Covid-19 : le tabou des soignants qui craquent

Le 6 mai 2020

Focus sur un nouveau dispositif « Covid » d’écoute psychologique dédié aux soignants, par Éric Henry, Véronique Suissa, Catherine Cornibert, et Philippe Denormandie.

#Mentalité

COVID-19. Longtemps restée tabou, la souffrance des soignants s’est affichée au grand jour lors de la crise sanitaire. Elle représente un phénomène d’ampleur qu’il n’est plus possible d’ignorer. Ce constat révèle une problématique sociétale contemporaine plus large au cœur des débats scientifiques et politiques. Plus typiquement, il traduit l’évolution des professions (para)médicales et, plus largement, les nouvelles contraintes, trop souvent normatives et administratives, qui pèsent sur les soignants et les fragilisent. Dans un contexte de mutation et de complexification des métiers du soin, l’intervention des pouvoirs publics apparaît essentielle pour préserver la santé de nos soignants et garantir la qualité d’un système fragilisé. Explorer les moyens de prévention et d’accompagnement des professionnels en santé représente actuellement un enjeu majeur de santé public .

Issu d’un groupement d’experts dont la vocation première est de préserver la santé des professionnels en santé, l’Association SPS accompagne depuis plusieurs années les souffrances des soignants tout en déployant une approche préventive en faveur de leur mieux-être au travail. Dans cette optique, elle mène des enquêtes de terrain, développe des outils innovants et propose des actions concrètes visant à prévenir et protéger la santé des professionnels. Face à la crise du Covid 19, l’association s’est instantanément mobilisée et organisée pour répondre à l’urgence des besoins psychologiques des soignants.

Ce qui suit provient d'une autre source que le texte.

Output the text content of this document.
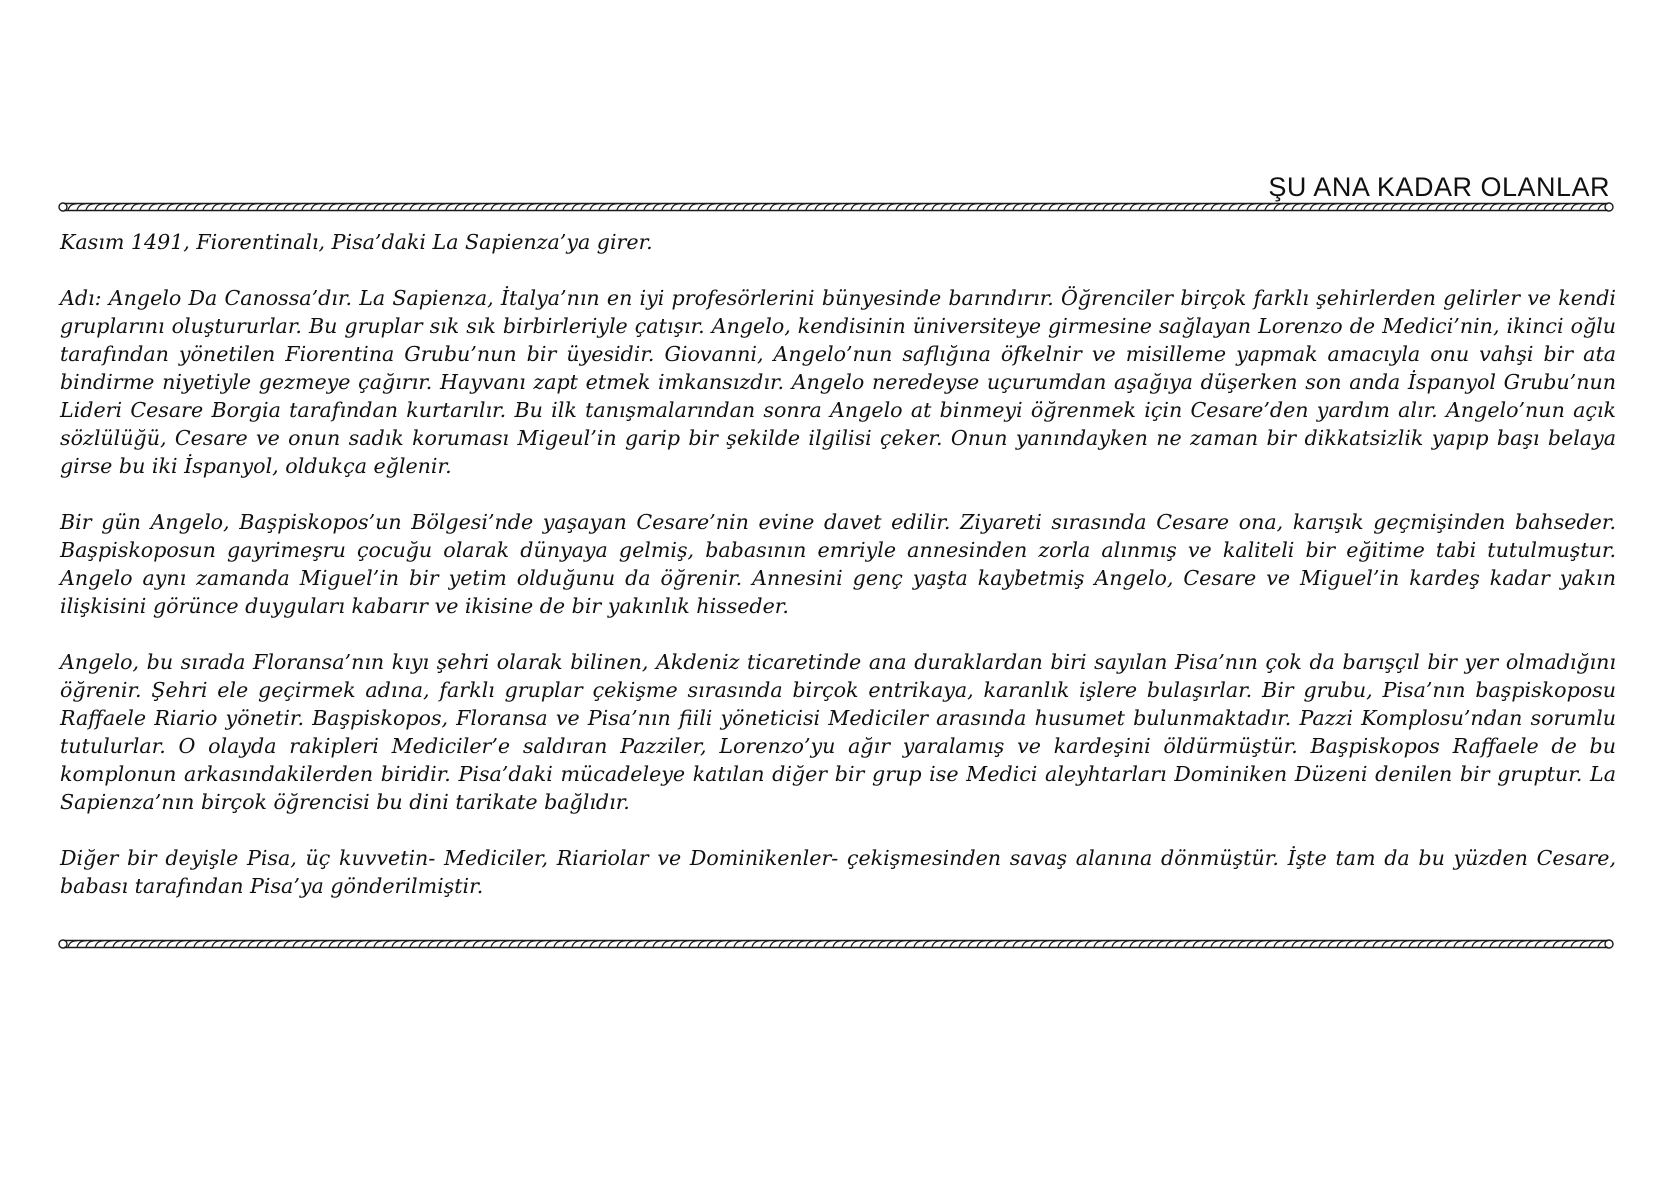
ŞU ANA KADAR OLANLAR

Kasım 1491, Fiorentinalı, Pisa’daki La Sapienza’ya girer.

Adı: Angelo Da Canossa’dır. La Sapienza, İtalya’nın en iyi profesörlerini bünyesinde barındırır. Öğrenciler birçok farklı şehirlerden gelirler ve kendi gruplarını oluştururlar. Bu gruplar sık sık birbirleriyle çatışır. Angelo, kendisinin üniversiteye girmesine sağlayan Lorenzo de Medici’nin, ikinci oğlu tarafından yönetilen Fiorentina Grubu’nun bir üyesidir. Giovanni, Angelo’nun saflığına öfkelnir ve misilleme yapmak amacıyla onu vahşi bir ata bindirme niyetiyle gezmeye çağırır. Hayvanı zapt etmek imkansızdır. Angelo neredeyse uçurumdan aşağıya düşerken son anda İspanyol Grubu’nun Lideri Cesare Borgia tarafından kurtarılır. Bu ilk tanışmalarından sonra Angelo at binmeyi öğrenmek için Cesare’den yardım alır. Angelo’nun açık sözlülüğü, Cesare ve onun sadık koruması Migeul’in garip bir şekilde ilgilisi çeker. Onun yanındayken ne zaman bir dikkatsizlik yapıp başı belaya girse bu iki İspanyol, oldukça eğlenir.

Bir gün Angelo, Başpiskopos’un Bölgesi’nde yaşayan Cesare’nin evine davet edilir. Ziyareti sırasında Cesare ona, karışık geçmişinden bahseder. Başpiskoposun gayrimeşru çocuğu olarak dünyaya gelmiş, babasının emriyle annesinden zorla alınmış ve kaliteli bir eğitime tabi tutulmuştur. Angelo aynı zamanda Miguel’in bir yetim olduğunu da öğrenir. Annesini genç yaşta kaybetmiş Angelo, Cesare ve Miguel’in kardeş kadar yakın ilişkisini görünce duyguları kabarır ve ikisine de bir yakınlık hisseder.

Angelo, bu sırada Floransa’nın kıyı şehri olarak bilinen, Akdeniz ticaretinde ana duraklardan biri sayılan Pisa’nın çok da barışçıl bir yer olmadığını öğrenir. Şehri ele geçirmek adına, farklı gruplar çekişme sırasında birçok entrikaya, karanlık işlere bulaşırlar. Bir grubu, Pisa’nın başpiskoposu Raffaele Riario yönetir. Başpiskopos, Floransa ve Pisa’nın fiili yöneticisi Mediciler arasında husumet bulunmaktadır. Pazzi Komplosu’ndan sorumlu tutulurlar. O olayda rakipleri Mediciler’e saldıran Pazziler, Lorenzo’yu ağır yaralamış ve kardeşini öldürmüştür. Başpiskopos Raffaele de bu komplonun arkasındakilerden biridir. Pisa’daki mücadeleye katılan diğer bir grup ise Medici aleyhtarları Dominiken Düzeni denilen bir gruptur. La Sapienza’nın birçok öğrencisi bu dini tarikate bağlıdır.

Diğer bir deyişle Pisa, üç kuvvetin- Mediciler, Riariolar ve Dominikenler- çekişmesinden savaş alanına dönmüştür. İşte tam da bu yüzden Cesare, babası tarafından Pisa’ya gönderilmiştir.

Elle a ainsi mis à disposition et renforcée une plateforme d’écoute crée en 2016, la seule fonctionnant 7 jours sur 7 et 24h/24h, avec 100% de décrochés, visant à soutenir tous les soignants et personnels exerçant en secteur sanitaire et médico-social. Plus de 100 psychologues ont ainsi été mobilisés au sein de la plateforme pour écouter, accompagner et/ou orienter – selon les besoins spécifiques – auprès des 1000 autres experts issus du réseau national du risque psychosocial (psychologues, médecins généralistes, psychiatres) pour un suivi en téléconsultation personnalisé, prolongé si nécessaire par une hospitalisation dans des unités dédiées (9 réparties dans les régions).

En lien direct avec un rythme de travail inédit, l’épuisement professionnel s’exprime par un profond sentiment de fatigue, de surcharge et de colère.

Qui sont les appelants et quelles étaient leurs motivations ?
Après seulement 5 semaines de fonctionnement, 2433 appels (soit plus de 73 appels quotidien) ont été répertoriés avec une durée d’écoute moyenne de 23 min. Les appelant(e)s, majoritairement des femmes (71%), relativement jeunes (44 ans), sont principalement infirmières, aides-soignantes (40%) dont 10% sont issus du secteur médico-social. 25% des appels sont passés la nuit ou le dimanche - avec des pics d’appels observés lors de passages médiatiques. Si les motivations des appels divergent, la détresse psychologique et émotionnelle apparaît comme le facteur déclencheur principal d’une demande de soutien (45%) suivi de l’épuisement (13%), puis les problèmes d’organisation au travail (12%), et de l’impact du confinement (10%). Plus spécifiquement, et par ordre décroissant, l’anxiété, la peur, l’angoisse, le stress, la culpabilité, la colère, le droit de retrait, l’isolement, la souffrance globale, l’agressivité et la honte constituent les principales manifestations de la détresse psychique et émotionnelle à l’origine des appels.
En lien direct avec un rythme de travail inédit, l’épuisement professionnel s’exprime par un profond sentiment de fatigue, de surcharge et de colère. Les problèmes d’organisation renvoient à l’afflux massif de patients, à l’incompréhension face à la situation vécue comme un chaos et aux répercussions concrètes sur le terrain (ex : surcroit de travail) et psychiques (ex : stress, peur, colère) qui en découlent. Enfin, le confinement a des effets dans lesquelles s’imbriquent les « causes » (ex : articulation complexe entre vie privée et professionnelle) et les « conséquences » (ex : culpabilité de ne pas toujours pouvoir exercer son activité).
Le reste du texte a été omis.